A família sob o olhar de Deus

Existem situações que fogem ao nosso controle e, que devemos ter a humildade de reconhecer que não somos suficientemente fortes para contorná-las sozinhos. Necessitamos da ajuda das pessoas que estão ao nosso lado e, sobretudo, de Deus. No fundo, vemos que a maioria dos conflitos presentes na sociedade, acabam tendo quase uma única causa: a desestrutura familiar.

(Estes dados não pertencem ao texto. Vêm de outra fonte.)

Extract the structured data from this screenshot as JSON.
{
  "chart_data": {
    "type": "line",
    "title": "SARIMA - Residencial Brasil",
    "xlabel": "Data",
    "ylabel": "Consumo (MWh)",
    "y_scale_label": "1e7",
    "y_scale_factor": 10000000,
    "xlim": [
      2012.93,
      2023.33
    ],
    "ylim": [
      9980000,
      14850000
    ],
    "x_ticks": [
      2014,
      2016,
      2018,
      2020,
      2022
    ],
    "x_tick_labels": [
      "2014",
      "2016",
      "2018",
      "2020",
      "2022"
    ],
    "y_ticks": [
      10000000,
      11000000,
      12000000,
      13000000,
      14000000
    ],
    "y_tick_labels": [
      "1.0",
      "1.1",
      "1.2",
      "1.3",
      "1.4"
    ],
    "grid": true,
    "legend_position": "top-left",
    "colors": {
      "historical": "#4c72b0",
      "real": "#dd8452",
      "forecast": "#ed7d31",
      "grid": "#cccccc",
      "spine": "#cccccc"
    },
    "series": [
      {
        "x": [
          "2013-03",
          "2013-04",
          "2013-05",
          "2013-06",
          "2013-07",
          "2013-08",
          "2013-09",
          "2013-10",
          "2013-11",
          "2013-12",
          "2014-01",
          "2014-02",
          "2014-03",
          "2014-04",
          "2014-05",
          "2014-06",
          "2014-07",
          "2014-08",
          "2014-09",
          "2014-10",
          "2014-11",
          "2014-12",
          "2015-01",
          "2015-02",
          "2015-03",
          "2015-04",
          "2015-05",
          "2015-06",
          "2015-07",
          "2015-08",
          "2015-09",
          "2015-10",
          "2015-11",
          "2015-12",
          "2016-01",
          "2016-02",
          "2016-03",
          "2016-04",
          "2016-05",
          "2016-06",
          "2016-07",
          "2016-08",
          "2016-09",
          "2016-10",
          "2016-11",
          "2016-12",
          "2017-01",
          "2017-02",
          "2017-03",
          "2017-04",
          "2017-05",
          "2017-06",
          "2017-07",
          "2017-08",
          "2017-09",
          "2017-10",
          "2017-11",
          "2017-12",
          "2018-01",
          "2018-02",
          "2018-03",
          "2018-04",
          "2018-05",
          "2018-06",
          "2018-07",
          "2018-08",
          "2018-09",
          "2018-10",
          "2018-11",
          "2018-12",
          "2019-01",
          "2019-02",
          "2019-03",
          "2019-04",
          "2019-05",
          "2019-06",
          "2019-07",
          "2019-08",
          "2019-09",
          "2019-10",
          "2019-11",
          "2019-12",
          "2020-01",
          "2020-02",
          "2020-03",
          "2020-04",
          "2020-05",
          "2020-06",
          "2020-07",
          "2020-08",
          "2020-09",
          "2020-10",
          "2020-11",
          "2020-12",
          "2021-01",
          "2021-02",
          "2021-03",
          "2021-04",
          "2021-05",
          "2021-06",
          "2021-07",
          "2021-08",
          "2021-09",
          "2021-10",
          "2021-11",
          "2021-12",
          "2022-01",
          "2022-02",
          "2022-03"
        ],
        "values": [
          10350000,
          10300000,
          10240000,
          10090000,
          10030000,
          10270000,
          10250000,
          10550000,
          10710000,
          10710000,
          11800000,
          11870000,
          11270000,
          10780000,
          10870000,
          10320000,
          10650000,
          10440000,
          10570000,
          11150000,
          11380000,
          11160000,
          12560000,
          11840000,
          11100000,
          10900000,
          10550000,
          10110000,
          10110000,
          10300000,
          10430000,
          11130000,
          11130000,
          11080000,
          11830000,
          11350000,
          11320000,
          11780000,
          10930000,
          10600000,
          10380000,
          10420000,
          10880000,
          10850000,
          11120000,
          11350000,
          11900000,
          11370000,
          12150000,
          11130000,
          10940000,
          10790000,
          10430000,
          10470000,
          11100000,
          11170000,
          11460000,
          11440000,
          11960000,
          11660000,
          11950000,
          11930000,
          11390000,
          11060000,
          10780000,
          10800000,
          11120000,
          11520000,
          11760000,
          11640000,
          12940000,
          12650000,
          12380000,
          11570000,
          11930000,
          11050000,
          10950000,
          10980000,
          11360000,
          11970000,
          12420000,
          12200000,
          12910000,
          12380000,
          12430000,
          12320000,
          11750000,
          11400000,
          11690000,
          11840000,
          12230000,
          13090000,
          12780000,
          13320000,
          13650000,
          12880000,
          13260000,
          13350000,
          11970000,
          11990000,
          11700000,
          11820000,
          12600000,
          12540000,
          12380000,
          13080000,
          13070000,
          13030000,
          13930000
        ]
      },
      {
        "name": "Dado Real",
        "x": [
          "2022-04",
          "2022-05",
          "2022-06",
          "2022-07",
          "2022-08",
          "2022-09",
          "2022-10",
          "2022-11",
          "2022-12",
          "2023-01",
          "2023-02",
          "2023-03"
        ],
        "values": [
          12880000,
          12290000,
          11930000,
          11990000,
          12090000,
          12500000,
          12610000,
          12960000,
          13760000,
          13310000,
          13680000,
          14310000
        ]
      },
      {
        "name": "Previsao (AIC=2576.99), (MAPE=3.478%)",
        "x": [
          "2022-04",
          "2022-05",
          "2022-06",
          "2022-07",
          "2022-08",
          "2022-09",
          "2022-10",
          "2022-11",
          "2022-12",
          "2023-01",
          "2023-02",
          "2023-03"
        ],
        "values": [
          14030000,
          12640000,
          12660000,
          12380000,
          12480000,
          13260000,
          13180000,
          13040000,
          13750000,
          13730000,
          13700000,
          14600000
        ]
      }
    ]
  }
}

Em nossos dias vemos um bombardeio de experiências negativas, que influem no relacionamento familiar, dando a entender que a instituição familiar, a fidelidade, o companheirismo, a educação, são coisas do passado e, que não têm mais sentido neste terceiro milênio. Porém, o amor, a entrega, os sonhos de um casal apaixonado, são os mesmos de 50 anos atrás, pois cada casal que se apresenta diante do altar buscando o Sacramento do Matrimônio, ao menos naquele instante, nutre em seu coração um forte desejo de constituir uma família duradoura “até que a morte os separe”. Talvez, o fato destes objetivos não perdurarem é porque, hoje, a sociedade já não mais valoriza a renúncia, a entrega. E assim, uma forte barreira vai se firmando entre os cônjuges, então, acontece um esfriamento e não o desaparecimento do amor. Na verdade, o amor nunca se acaba, pode acontecer que ele fique ofuscado pelas dificuldades, daí, a necessidade de se fazer purificações. O sol nunca deixa de existir, mesmo em dias nublados! O amor, mesmo em tempos de dificuldades, existe, mas é preciso saber reconhecê-lo, isto é, saber afastar as dificuldades por meio do diálogo e do perdão, para que ele seja manifesto novamente.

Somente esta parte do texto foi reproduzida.